Darwin Passman, former Dow Chemical supervisor whose experience includes research and development of co-gasification processes (including NOx and sulfur species emissions), explained the consequences of unbridled NOx emissions.

“NOx represents two separate problems,” he explained. “One is pollution of the environment and the other is personnel exposure. Environmentally, NOx is a primary factor that increases the lower ozone layer we know as smog. Ozone (O3 ) is formed when sunlight decomposes NOx to nitric oxide (NO) and atomic oxygen (O). The oxygen atom combines with the natural (O2 ) oxygen molecule to form Ozone (O3 ). The smog formed is toxic to people and the environment. It’s considered the primary cause of the greenhouse effect.”

“From a personnel standpoint NOx is regulated by OSHA using the National Institute for Occupational Safety and Health (NIOSH), OSHA’s research division. NIOSH performs research and gathers data to determine recommended threshold limit values (TLVs), as well as their IDLH (immediately dangerous to life and health) exposure limits. The IDLH for NO2 is 20 parts per million. The short term over exposure to NOx can have acute health effects.”

According to Passman, NOx is regulated by the DEQ and EPA, which in some cases permits a set number of pounds of NOx to be released per day. Any releases over the permitted allowance must be reported to the appropriate agency according to its set guidelines.

The Right Idea for the Right Time

Experts in the sulfuric acid industry agree that this is an idea whose time has definitely arrived. Sulfuric acid Consultant Bob Jones, for example, foresees immediate impact on heavily regulated regions such as the West Coast.

“In California, there’s a lot of acid work that can’t be done because of strict emissions laws,” Jones explained. “I think when the word gets out, these plants will find a scrubber system like this will solve a lot of their troubles.

Jones also predicts that where the West Coast goes, the rest of the country eventually follows.
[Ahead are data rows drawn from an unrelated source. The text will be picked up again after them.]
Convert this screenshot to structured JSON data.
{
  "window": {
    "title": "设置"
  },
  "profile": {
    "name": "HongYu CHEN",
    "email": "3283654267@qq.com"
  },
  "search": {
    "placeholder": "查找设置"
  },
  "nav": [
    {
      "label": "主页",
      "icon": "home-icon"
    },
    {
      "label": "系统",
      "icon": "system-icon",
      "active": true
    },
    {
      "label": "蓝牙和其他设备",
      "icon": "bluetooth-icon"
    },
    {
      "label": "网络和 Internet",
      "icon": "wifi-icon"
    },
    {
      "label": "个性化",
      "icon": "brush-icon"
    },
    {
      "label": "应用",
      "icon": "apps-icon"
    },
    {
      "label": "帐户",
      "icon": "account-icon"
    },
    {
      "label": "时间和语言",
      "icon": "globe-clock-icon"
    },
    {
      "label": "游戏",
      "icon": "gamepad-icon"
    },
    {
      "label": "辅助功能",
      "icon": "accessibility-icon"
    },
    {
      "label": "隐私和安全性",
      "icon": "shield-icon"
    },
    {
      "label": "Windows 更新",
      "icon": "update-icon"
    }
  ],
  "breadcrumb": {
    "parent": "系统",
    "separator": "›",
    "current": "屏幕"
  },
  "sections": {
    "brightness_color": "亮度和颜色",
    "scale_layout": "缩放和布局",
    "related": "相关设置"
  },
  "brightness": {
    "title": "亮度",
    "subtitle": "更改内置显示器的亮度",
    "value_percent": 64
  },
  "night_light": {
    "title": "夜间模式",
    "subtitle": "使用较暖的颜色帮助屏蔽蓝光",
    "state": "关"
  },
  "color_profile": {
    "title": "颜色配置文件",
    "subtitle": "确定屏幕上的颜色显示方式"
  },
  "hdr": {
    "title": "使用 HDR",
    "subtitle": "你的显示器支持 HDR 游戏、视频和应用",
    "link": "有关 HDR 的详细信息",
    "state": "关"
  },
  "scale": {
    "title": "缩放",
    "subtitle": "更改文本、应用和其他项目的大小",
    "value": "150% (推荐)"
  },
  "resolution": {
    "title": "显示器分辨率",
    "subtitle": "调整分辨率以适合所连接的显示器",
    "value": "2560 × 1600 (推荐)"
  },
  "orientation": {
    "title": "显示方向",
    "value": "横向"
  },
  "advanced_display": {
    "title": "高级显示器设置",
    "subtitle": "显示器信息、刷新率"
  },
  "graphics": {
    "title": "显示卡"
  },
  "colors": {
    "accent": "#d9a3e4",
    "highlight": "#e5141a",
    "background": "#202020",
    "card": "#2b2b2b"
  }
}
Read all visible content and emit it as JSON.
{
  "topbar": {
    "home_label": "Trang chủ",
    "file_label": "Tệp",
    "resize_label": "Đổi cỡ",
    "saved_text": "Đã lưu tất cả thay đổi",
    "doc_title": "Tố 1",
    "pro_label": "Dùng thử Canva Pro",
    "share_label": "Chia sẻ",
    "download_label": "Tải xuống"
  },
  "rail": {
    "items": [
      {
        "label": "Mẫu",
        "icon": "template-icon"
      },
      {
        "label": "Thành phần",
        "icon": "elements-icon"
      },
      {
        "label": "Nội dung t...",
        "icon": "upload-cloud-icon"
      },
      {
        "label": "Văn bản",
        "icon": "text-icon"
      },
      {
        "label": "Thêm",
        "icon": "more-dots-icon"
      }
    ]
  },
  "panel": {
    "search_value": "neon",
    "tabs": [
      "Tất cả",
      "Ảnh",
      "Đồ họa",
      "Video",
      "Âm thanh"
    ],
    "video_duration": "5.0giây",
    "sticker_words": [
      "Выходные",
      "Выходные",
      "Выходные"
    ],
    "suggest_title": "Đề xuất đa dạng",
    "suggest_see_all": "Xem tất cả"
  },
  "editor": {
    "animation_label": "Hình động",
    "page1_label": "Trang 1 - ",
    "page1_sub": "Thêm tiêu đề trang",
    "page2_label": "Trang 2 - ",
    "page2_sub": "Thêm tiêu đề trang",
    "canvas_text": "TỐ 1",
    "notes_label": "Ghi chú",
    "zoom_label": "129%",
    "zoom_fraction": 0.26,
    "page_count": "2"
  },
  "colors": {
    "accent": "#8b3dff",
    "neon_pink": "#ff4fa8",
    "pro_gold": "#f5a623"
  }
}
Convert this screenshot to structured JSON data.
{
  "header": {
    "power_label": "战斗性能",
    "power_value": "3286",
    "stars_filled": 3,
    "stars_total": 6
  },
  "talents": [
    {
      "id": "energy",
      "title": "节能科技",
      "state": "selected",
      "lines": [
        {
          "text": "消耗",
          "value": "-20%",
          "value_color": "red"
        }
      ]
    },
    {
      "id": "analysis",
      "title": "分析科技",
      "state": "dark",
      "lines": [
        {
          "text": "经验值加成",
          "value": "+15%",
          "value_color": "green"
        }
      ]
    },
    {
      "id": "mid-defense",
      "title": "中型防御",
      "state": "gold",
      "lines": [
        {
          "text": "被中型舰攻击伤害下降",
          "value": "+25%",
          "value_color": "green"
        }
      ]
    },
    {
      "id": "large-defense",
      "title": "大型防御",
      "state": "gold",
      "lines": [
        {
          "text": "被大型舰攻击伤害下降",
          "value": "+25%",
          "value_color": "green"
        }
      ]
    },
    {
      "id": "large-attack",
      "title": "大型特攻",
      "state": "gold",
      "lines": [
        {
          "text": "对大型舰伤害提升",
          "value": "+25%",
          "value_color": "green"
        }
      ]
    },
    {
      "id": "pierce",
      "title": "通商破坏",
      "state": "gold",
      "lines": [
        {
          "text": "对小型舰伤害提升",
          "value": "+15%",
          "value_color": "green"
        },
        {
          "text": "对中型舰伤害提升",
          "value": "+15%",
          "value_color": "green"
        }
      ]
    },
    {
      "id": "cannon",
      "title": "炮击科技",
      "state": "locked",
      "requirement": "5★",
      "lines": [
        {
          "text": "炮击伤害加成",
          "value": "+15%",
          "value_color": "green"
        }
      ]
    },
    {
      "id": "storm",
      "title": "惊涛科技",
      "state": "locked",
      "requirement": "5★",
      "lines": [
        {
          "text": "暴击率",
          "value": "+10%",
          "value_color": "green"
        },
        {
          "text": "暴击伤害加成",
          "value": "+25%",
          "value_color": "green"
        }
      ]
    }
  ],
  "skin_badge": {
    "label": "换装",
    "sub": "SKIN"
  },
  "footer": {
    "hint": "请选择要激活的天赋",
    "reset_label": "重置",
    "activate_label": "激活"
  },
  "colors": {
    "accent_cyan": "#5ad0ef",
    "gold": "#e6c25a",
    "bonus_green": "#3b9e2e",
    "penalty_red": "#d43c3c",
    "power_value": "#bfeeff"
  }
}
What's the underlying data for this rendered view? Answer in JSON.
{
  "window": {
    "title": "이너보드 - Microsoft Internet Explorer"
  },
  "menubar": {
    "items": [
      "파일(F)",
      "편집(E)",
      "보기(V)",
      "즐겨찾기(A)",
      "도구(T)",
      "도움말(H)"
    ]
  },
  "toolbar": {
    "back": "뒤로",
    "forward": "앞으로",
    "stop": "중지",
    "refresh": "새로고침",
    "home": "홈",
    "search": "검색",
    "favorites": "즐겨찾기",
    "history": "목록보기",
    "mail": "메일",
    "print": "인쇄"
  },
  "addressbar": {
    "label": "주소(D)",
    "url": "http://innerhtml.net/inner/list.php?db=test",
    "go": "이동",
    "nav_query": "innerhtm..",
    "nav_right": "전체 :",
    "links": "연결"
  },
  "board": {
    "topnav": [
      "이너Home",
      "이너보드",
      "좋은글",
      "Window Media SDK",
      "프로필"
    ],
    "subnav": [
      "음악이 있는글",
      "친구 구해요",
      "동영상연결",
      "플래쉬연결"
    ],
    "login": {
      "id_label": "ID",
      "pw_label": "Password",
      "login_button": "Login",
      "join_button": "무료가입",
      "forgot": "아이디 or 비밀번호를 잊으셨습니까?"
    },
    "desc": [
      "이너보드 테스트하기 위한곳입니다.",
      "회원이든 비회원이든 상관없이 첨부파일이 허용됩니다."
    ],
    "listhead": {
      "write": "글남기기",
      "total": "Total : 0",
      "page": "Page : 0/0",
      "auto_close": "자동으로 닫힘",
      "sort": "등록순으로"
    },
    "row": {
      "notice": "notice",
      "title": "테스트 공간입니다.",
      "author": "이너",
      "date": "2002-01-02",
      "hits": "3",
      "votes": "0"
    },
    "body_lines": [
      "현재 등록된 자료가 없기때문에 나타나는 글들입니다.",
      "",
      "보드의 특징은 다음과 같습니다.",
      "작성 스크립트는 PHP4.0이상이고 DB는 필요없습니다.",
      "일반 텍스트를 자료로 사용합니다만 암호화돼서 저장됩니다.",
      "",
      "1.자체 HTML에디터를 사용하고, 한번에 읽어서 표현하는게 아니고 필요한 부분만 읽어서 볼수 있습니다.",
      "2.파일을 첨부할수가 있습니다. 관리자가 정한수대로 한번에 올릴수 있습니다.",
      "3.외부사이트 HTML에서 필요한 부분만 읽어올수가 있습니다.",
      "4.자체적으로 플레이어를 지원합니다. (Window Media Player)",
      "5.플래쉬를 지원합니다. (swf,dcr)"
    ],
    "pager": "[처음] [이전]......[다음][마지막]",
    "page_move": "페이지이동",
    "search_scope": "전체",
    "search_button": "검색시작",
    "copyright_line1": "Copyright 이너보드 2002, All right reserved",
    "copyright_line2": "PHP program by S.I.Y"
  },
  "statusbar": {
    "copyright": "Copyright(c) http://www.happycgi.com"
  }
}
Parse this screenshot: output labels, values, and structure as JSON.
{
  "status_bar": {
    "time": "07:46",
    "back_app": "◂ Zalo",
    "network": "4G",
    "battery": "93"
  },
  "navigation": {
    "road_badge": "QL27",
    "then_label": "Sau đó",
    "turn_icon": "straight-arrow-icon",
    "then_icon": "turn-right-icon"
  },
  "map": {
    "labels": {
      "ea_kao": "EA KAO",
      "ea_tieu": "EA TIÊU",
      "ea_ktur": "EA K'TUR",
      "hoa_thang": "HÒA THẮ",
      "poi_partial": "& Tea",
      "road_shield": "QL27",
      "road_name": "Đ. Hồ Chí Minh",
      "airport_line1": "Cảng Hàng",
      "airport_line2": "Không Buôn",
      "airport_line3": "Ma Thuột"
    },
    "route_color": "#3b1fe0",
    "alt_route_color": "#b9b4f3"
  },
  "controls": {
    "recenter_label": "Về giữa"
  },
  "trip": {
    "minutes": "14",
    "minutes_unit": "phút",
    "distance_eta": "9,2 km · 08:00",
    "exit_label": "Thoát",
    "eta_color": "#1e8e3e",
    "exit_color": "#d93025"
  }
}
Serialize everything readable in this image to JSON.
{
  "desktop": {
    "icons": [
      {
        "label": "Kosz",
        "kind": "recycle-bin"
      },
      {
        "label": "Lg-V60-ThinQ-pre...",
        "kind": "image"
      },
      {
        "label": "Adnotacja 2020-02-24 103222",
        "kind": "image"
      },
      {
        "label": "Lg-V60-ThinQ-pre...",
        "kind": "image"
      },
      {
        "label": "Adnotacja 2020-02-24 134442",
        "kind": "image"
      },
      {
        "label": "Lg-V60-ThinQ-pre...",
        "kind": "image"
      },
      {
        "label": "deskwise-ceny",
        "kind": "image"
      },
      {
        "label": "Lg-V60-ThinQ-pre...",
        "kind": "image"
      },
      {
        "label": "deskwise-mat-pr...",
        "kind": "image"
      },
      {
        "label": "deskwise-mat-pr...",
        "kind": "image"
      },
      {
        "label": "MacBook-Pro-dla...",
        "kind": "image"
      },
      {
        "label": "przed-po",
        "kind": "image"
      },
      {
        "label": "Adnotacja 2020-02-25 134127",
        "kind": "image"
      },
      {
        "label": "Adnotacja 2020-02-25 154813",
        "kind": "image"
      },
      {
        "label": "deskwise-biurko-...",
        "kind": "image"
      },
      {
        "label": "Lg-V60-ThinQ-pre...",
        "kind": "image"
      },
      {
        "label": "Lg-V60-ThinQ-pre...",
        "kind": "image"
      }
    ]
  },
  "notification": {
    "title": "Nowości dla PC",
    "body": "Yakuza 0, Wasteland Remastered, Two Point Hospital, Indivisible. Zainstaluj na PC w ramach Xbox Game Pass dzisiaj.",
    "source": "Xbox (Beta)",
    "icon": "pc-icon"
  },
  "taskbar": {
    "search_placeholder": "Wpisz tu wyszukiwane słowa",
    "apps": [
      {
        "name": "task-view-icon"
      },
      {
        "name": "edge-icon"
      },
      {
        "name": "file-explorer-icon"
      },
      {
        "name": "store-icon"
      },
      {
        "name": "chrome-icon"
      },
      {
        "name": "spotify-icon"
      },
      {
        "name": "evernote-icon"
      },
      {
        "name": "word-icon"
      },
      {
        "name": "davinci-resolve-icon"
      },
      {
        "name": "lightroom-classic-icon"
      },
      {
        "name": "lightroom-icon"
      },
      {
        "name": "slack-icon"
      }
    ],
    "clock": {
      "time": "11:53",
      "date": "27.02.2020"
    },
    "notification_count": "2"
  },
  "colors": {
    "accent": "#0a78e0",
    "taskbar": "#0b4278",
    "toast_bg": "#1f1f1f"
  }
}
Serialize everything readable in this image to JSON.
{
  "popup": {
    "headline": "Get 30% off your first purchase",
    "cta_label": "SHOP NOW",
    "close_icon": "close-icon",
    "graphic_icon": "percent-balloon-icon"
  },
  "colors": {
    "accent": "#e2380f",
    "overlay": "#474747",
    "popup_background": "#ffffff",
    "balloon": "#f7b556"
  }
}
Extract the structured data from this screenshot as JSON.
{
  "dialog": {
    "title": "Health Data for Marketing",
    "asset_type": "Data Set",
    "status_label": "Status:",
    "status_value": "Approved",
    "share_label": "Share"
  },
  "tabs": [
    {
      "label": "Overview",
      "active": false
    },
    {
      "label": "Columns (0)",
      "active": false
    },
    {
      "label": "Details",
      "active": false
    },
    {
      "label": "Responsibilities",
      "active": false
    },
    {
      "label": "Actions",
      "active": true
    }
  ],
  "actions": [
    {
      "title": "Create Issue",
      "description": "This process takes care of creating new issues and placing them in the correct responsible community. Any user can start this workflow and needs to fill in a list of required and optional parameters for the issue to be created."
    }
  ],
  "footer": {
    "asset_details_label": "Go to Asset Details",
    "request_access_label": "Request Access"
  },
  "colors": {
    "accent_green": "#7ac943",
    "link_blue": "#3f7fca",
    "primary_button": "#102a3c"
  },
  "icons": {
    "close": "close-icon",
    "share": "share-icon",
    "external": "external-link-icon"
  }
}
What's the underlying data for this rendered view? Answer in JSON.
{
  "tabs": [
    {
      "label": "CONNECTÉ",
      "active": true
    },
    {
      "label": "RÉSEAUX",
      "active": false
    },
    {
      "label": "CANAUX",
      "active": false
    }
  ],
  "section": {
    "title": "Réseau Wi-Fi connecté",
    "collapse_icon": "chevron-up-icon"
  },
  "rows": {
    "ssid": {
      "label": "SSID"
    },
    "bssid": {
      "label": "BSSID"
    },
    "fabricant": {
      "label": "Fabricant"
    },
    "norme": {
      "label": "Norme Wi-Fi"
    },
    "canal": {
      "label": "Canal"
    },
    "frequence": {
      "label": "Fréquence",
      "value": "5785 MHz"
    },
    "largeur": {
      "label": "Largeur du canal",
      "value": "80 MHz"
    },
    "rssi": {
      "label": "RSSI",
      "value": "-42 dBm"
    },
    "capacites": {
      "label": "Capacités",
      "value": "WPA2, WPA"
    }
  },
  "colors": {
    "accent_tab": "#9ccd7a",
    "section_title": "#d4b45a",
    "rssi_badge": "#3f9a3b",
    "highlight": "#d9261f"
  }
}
“I think as time goes by, the rest of the states will eventually adopt stricter emissions regulations of their own,” he offered. “Louisiana has passed some strict NOx laws in the past several years, with other Gulf South states following suit.”

“This trend has become evident in the fertilizer industry, for example. For years, the chemical plants were the only ones being heavily regulated, but now the fertilizer industry is seeing more regulations heading its way.”

“The bottom line is that now there’s a way to efficiently and legally capture these emissions in a manner that wasn’t available before,” Maddry summarized. “For years, industry has either ignored the problem on one end of the spectrum, or shut down its plants for fear of polluting the atmosphere. Now, there’s an easy solution to both problems.”